Monday, April 4, 2022

The Heeding - Rob Cowen and Nick Hayes

I first wrote about 'The Heeding' on July 5th last year (2021) when it was all the talk of 'freedom' day and an end to restrictions. It felt appropriate at the time, 'The Heeding' records Rob Cowen's pandemic year in poetry accompanied by Nick Hayes prints. My copy was a proof of the hardback, now out in paperback, and it told me that the June 17th publication date was chosen to coincide with the end of the first lockdown. Leicester never really came out of lockdown which made that an oddly disconnecting thing to read in what still felt like a disconnected time.

For all that it's only in the last weeks that England has more or less finally abandoned masks, and only now that Scotland is considering it. Currently, there's an average of 160 people a day dying with Covid. The oddness never went, life goes on, but normal is definitely different now. That's underlined by reading last year's review (mildly edited here) and thinking about where we are, or where I am, now. 

I was familiar with Rob Cowen's nature writing before 'The Heeding', but not his poetry, and I'll be honest, the vague comparison to 'The Lost Words' on the cover didn't do anything to prepare me for what I'd find inside. I don't think it's a particularly helpful selling point either - these two are worlds apart.
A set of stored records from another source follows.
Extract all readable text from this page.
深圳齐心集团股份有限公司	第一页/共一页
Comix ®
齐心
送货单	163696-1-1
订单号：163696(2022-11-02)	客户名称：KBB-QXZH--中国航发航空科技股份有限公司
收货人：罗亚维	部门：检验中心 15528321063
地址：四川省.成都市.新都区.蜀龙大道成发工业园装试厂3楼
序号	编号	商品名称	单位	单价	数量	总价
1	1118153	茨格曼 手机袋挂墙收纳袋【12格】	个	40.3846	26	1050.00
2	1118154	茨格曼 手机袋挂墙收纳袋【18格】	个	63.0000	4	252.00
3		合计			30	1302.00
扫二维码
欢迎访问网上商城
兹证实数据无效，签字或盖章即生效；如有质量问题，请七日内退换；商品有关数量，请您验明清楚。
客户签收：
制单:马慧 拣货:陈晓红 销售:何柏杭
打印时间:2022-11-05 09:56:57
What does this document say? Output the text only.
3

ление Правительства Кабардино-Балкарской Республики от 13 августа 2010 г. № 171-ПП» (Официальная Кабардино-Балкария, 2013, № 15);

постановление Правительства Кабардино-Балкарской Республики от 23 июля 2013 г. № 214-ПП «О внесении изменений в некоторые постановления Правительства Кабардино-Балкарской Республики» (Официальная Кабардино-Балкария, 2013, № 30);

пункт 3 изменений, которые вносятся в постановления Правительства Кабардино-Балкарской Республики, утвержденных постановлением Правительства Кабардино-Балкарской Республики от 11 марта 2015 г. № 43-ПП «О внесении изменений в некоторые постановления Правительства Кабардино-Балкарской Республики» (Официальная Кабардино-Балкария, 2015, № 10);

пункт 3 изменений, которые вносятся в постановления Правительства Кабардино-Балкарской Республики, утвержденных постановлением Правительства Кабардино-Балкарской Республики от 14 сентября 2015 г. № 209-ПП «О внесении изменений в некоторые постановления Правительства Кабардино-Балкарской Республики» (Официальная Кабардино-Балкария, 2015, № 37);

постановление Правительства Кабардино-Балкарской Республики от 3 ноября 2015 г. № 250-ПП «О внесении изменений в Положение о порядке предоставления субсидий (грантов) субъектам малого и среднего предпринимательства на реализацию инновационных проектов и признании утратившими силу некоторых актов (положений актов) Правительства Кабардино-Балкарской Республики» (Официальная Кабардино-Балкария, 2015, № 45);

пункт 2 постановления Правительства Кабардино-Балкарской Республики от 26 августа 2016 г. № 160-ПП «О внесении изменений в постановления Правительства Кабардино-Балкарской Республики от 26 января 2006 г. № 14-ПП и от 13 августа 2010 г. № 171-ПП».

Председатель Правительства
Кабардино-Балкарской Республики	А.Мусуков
What actually happened is that 'The Heeding' regularly, efficiently, and comprehensively reduced me to tears - which was essentially cathartic. It's been a strange time, and whilst I can honestly say it's not been the worst time for me, I'm not unscathed by it either. 


The last year, for someone who lives alone, has a wide circle of friends online, was in a congenial bubble, escaped any major health problems, and who has the sort of hobbies that thrive in relative isolation (knitting and reading do) was often quite pleasant. Which I sometimes feel a bit guilty about. 'The Heeding' shows a different sort of year, and this is where I realise that this time has touched me more than I thought it had; I've missed that sense of being a part of a community, of insight into other people's lives. Reading this shows me, again and again, how limited my world has become, how safe, how circumscribed. 

'The Heeding' catches other moments and moods too, things I recognise with an uncomplicated kind of pleasure, but more than anything it feels to me like a record of the strangeness of the times, of briefly silent streets, of noticing the things that had become almost invisible, of memories from this time last year tripping us up just when we thought we were reconciled to the new status quo, and the fears and attempts to comfort shared in phone calls and messages. The bubbling undercurrent of anger and frustration that boiled over into last summer's protests, and has bubbled away ever since is here too, and much more.

Nick Hayes's graphic, sometimes brutal, sometimes gentle, black and white imagery perfectly matches the poems. Together they feel like something elemental. This wasn't quite my pandemic year, but I recognise it, and when I need to remind myself of what this time was like this is where I'll turn. 

This collection is still one of the best records of the beginning of the pandemic I've read, still evokes the early unreality of lockdown brilliantly, and as time is passing, memories fading, it's more worthwhile than ever to read and remember.